El pasado miércoles 9 de marzo tuvo lugar el Foro CreaCultura de Atresmedia dedicado a los videojuegos. Se trata de una iniciativa del grupo de comunicación de Antena 3 o La Sexta, entre otros medios, para fomentar la cultura y educar sobre temas de propiedad intelectual y piratería en diversos ámbitos culturales. En concreto, el tema del debate fue “El universo cultural de la propiedad intelectual en los videojuegos: del online a los móviles pasando por las consolas”.

A lo largo de la hora y media que duró el encuentro se habló del proceso de producción de un videojuego, de la rentabilización y venta del mismo, sobre el eterno debate de si los videojuegos son cultura-arte y, por supuesto, de piratería. El moderador, Vicente Vallés (una cara conocida pues, entre otras cosas, presenta Antena 3 Noticias en su edición de las tres de la tarde) reconocía desde el principio tener poco conocimiento sobre videojuegos; aun así, encauzó bastante bien el foro.

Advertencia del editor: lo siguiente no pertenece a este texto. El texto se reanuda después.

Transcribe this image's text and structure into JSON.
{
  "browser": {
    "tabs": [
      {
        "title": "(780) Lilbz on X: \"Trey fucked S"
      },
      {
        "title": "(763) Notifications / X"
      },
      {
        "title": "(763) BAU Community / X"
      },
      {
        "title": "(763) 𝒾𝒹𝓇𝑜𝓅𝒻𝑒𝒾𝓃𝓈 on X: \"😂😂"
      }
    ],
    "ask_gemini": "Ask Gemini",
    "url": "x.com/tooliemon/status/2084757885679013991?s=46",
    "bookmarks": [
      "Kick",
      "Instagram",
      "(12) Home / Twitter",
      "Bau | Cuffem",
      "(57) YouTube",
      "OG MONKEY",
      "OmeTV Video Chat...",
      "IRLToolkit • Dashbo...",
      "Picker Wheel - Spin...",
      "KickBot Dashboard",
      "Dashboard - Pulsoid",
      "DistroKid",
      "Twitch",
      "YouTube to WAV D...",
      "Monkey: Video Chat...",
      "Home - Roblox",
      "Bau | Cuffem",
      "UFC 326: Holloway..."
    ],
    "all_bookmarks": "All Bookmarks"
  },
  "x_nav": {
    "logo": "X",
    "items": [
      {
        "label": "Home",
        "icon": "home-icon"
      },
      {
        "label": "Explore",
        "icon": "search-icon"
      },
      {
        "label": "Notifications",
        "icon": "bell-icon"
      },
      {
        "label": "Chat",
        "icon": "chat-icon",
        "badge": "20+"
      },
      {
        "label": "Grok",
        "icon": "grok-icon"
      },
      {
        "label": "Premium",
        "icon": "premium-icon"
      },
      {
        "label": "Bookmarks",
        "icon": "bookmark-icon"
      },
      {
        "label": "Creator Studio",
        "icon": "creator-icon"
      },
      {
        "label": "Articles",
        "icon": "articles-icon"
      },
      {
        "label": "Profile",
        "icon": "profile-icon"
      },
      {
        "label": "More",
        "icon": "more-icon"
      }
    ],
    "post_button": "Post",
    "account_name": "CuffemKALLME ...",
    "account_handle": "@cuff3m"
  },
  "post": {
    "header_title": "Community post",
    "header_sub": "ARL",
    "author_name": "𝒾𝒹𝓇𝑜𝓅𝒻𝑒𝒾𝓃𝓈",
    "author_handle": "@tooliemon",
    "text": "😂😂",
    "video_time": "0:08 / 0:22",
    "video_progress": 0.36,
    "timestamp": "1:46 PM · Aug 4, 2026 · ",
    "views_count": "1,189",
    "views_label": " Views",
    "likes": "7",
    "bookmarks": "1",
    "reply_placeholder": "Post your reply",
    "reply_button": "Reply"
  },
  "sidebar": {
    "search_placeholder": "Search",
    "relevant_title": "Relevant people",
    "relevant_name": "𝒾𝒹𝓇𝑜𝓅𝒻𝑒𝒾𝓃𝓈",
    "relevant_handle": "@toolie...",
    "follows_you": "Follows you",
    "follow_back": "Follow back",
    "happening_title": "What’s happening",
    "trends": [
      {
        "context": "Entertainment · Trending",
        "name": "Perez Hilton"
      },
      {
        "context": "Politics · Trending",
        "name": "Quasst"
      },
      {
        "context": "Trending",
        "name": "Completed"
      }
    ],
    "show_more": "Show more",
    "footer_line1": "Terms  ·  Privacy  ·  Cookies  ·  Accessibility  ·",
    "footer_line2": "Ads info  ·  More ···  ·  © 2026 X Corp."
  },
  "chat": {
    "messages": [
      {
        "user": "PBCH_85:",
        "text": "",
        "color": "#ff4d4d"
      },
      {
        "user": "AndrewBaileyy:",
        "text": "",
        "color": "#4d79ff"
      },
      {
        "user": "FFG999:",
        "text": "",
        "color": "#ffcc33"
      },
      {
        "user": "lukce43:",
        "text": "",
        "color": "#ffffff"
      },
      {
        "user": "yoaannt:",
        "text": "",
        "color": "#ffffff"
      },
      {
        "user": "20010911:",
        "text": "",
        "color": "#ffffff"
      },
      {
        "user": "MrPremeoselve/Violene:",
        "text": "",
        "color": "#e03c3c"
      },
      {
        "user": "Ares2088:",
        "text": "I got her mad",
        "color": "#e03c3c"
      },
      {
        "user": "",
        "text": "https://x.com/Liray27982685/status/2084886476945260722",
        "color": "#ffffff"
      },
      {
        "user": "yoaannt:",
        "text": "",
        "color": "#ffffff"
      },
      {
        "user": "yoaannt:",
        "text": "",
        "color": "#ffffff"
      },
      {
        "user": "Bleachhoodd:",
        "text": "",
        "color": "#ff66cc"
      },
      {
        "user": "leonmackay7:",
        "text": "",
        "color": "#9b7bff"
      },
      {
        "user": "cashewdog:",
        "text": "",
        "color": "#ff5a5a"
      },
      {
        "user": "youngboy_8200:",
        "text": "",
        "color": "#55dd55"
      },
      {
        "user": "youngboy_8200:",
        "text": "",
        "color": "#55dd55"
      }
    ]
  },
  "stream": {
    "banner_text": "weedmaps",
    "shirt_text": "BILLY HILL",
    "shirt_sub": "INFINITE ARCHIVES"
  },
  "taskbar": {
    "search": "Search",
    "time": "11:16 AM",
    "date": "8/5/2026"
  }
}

La dicotomía entre cómo se aprecia la industria y la cultura del videojuego se hizo patente desde el principio, precisamente porque, aunque no de forma explícita, hay quienes hablan de él principalmente como industria y otros que lo tratan como un arte, como cultura. La dicotomía entre los hombres del traje y los de la camisa de cuadros. La dicotomía entre aquellos que quieren expresarse a través del medio y los que fundamentalmente piensan en tener la cartera lo más abultada posible.

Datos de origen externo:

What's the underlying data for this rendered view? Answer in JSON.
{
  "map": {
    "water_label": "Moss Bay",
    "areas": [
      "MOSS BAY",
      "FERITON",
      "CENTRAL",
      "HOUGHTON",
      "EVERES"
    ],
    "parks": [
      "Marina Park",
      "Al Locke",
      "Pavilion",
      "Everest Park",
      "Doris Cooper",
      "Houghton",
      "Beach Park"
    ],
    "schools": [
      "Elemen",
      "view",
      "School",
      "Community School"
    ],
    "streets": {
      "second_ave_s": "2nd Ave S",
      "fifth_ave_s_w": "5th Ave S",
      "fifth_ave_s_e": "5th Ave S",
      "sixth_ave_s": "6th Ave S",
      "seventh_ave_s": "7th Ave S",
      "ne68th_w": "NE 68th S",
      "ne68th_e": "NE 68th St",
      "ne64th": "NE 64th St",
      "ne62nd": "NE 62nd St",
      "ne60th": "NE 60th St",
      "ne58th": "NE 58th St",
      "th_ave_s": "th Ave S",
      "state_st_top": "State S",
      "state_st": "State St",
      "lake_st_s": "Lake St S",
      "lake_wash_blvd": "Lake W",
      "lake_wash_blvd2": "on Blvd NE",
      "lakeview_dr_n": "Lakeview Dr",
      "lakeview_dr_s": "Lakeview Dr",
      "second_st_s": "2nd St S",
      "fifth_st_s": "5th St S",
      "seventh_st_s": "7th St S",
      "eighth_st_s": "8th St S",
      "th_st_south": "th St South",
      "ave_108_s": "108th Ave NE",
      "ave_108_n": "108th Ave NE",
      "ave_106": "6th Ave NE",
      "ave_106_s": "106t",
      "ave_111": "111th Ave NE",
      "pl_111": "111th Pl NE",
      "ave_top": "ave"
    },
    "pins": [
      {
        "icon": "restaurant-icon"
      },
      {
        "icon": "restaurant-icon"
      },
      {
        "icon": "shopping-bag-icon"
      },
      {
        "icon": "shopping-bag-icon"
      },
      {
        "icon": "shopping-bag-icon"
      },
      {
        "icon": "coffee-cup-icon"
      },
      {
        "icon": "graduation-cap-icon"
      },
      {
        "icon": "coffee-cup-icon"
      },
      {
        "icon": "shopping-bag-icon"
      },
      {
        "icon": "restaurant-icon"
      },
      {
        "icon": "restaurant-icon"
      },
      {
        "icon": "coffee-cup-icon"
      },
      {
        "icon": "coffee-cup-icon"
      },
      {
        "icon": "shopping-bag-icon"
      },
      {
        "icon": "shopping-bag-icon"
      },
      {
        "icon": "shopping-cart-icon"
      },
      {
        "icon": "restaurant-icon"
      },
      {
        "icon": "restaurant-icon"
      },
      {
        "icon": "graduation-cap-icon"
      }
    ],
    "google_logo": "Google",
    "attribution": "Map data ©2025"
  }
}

Los participantes del debate fueron José María Moreno (director general de la Asociación Española de Videojuegos), Yann Fourneu (vicepresidente de Ventas y Marketing de Gameloft para el Sur de Europa, Oriente Medio y África) y Arturo Monedero (cofundador de Delirium Studios y miembro de la Real Academia de las Artes y Ciencias interactivas).

Quedó claro desde el principio que los videojuegos tienen cabida en CreaCultura: «el Parlamento así los reconoce», dijo Moreno. Según Arturo Monedero, no sólo son cultura, sino también arte: «al final los AAA son los que llenan el mercado, pero hay un gran submundo de alternativas dentro del videojuego. Consideramos que el videojuego es un contenedor de otras disciplinas artísticas. La gente no sabe que está más cerca de los videojuegos de lo que piensa: una diseñadora de moda, un arquitecto… Cualquier disciplina artística tiene cabida en él».

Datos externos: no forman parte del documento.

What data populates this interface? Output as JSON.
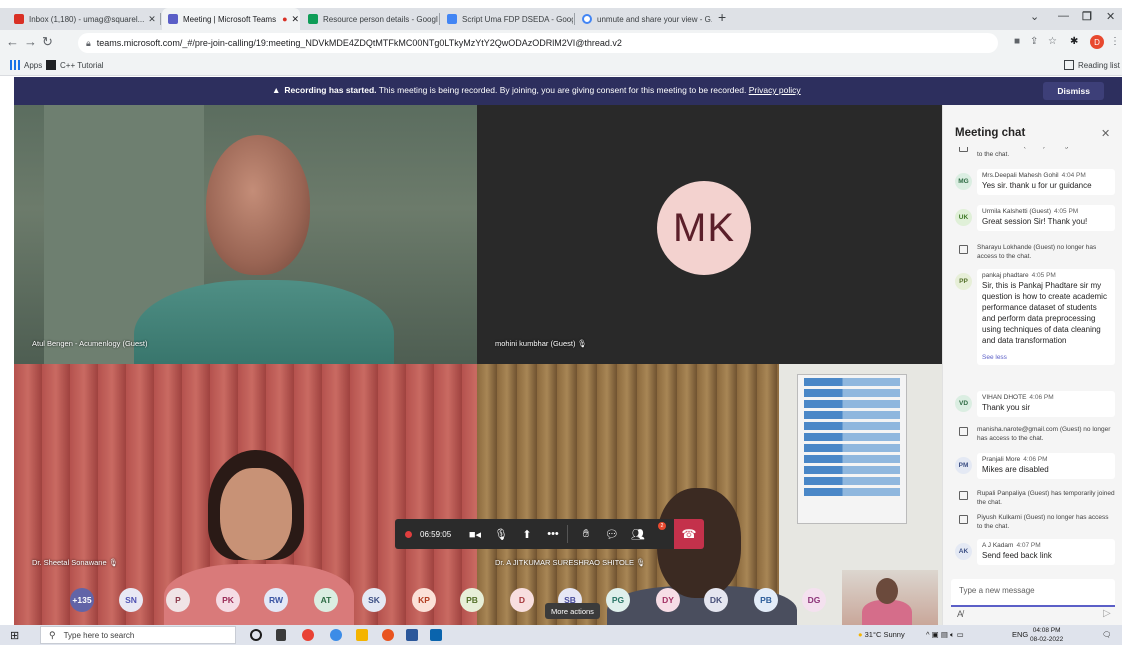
{
  "browser": {
    "tabs": [
      {
        "title": "Inbox (1,180) - umag@squarel...",
        "favicon_color": "#d93025",
        "active": false
      },
      {
        "title": "Meeting | Microsoft Teams",
        "favicon_color": "#5b5fc7",
        "active": true
      },
      {
        "title": "Resource person details - Googl...",
        "favicon_color": "#0f9d58",
        "active": false
      },
      {
        "title": "Script Uma FDP DSEDA - Googl...",
        "favicon_color": "#4285f4",
        "active": false
      },
      {
        "title": "unmute and share your view - G...",
        "favicon_color": "#4285f4",
        "active": false
      }
    ],
    "new_tab_icon": "plus-icon",
    "url": "teams.microsoft.com/_#/pre-join-calling/19:meeting_NDVkMDE4ZDQtMTFkMC00NTg0LTkyMzYtY2QwODAzODRlM2VI@thread.v2",
    "bookmarks": [
      {
        "label": "Apps",
        "icon": "apps-grid-icon"
      },
      {
        "label": "C++ Tutorial",
        "icon": "bookmark-favicon-icon"
      }
    ],
    "reading_list": "Reading list",
    "profile_initial": "D"
  },
  "banner": {
    "bold": "Recording has started.",
    "text": " This meeting is being recorded. By joining, you are giving consent for this meeting to be recorded. ",
    "link": "Privacy policy",
    "dismiss": "Dismiss"
  },
  "tiles": {
    "t1_name": "Atul Bengen - Acumenlogy (Guest)",
    "t2_name": "mohini kumbhar (Guest)",
    "t2_initials": "MK",
    "t3_name": "Dr. Sheetal Sonawane",
    "t4_name": "Dr. A JITKUMAR SURESHRAO SHITOLE"
  },
  "participants": [
    {
      "label": "+135",
      "bg": "#6264a7",
      "fg": "#ffffff"
    },
    {
      "label": "SN",
      "bg": "#e8e8f4",
      "fg": "#4f52b2"
    },
    {
      "label": "P",
      "bg": "#f0e4e6",
      "fg": "#8b3a4a"
    },
    {
      "label": "PK",
      "bg": "#f5dce5",
      "fg": "#9b2c58"
    },
    {
      "label": "RW",
      "bg": "#e3e8f7",
      "fg": "#3b55a4"
    },
    {
      "label": "AT",
      "bg": "#dbeee2",
      "fg": "#2d6b43"
    },
    {
      "label": "SK",
      "bg": "#e4e9f4",
      "fg": "#3c4f84"
    },
    {
      "label": "KP",
      "bg": "#fbe1d8",
      "fg": "#b13e22"
    },
    {
      "label": "PB",
      "bg": "#e7efd8",
      "fg": "#54702a"
    },
    {
      "label": "D",
      "bg": "#f8dfdf",
      "fg": "#a5373b"
    },
    {
      "label": "SB",
      "bg": "#e6e7f5",
      "fg": "#484c9b"
    },
    {
      "label": "PG",
      "bg": "#dff0ec",
      "fg": "#2a7566"
    },
    {
      "label": "DY",
      "bg": "#f7dde6",
      "fg": "#a23063"
    },
    {
      "label": "DK",
      "bg": "#e5e6f0",
      "fg": "#48507a"
    },
    {
      "label": "PB",
      "bg": "#e3ecf8",
      "fg": "#2f5f9c"
    },
    {
      "label": "DG",
      "bg": "#f4e1ef",
      "fg": "#8c3479"
    }
  ],
  "controls": {
    "timer": "06:59:05",
    "tooltip": "More actions",
    "people_badge": "2"
  },
  "chat": {
    "title": "Meeting chat",
    "compose_placeholder": "Type a new message",
    "items": [
      {
        "kind": "sys",
        "text": "Vaidai Gaikwad (Guest) no longer has access to the chat."
      },
      {
        "kind": "msg",
        "initials": "MG",
        "name": "Mrs.Deepali Mahesh Gohil",
        "time": "4:04 PM",
        "text": "Yes sir. thank u for ur guidance",
        "bg": "#dbeee2",
        "fg": "#2d6b43"
      },
      {
        "kind": "msg",
        "initials": "UK",
        "name": "Urmila Kalshetti (Guest)",
        "time": "4:05 PM",
        "text": "Great session Sir! Thank you!",
        "bg": "#e0f0d8",
        "fg": "#3f7a28"
      },
      {
        "kind": "sys",
        "text": "Sharayu Lokhande (Guest) no longer has access to the chat."
      },
      {
        "kind": "msg",
        "initials": "PP",
        "name": "pankaj phadtare",
        "time": "4:05 PM",
        "text": "Sir, this is Pankaj Phadtare sir my question is how to create academic performance dataset of students and perform data preprocessing using techniques of data cleaning and data transformation",
        "more": "See less",
        "bg": "#e7efd8",
        "fg": "#54702a"
      },
      {
        "kind": "msg",
        "initials": "VD",
        "name": "VIHAN DHOTE",
        "time": "4:06 PM",
        "text": "Thank you sir",
        "bg": "#dbeee2",
        "fg": "#2d6b43"
      },
      {
        "kind": "sys",
        "text": "manisha.narote@gmail.com (Guest) no longer has access to the chat."
      },
      {
        "kind": "msg",
        "initials": "PM",
        "name": "Pranjali More",
        "time": "4:06 PM",
        "text": "Mikes are disabled",
        "bg": "#e4e9f4",
        "fg": "#3c4f84"
      },
      {
        "kind": "sys",
        "text": "Rupali Panpaliya (Guest) has temporarily joined the chat."
      },
      {
        "kind": "sys",
        "text": "Piyush Kulkarni (Guest) no longer has access to the chat."
      },
      {
        "kind": "msg",
        "initials": "AK",
        "name": "A J Kadam",
        "time": "4:07 PM",
        "text": "Send feed back link",
        "bg": "#e4e9f4",
        "fg": "#3c4f84"
      }
    ]
  },
  "taskbar": {
    "search_placeholder": "Type here to search",
    "weather": "31°C  Sunny",
    "lang": "ENG",
    "time": "04:08 PM",
    "date": "08-02-2022"
  }
}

Comentaron que lo más complicado a la hora de crear un videojuego es aunar lo técnico con lo artístico, pues estos a veces no conocen las limitaciones que tienen los primeros; sin embargo, todos coincidieron en que una de las mejores etapas, “como en el cine”, es que tienes que documentarte. Yann Fourneu rompió el mito de que producir para móviles es mucho más barato: «[…] es tan complicado como para una consola porque técnicamente son capaces de hacer casi lo mismo. Una producción para móvil no son dos años, pero sí son nueve meses. El videojuego va creciendo al ritmo que lo hace la tecnología. El coste de desarrollo para móviles es también de millones de euros».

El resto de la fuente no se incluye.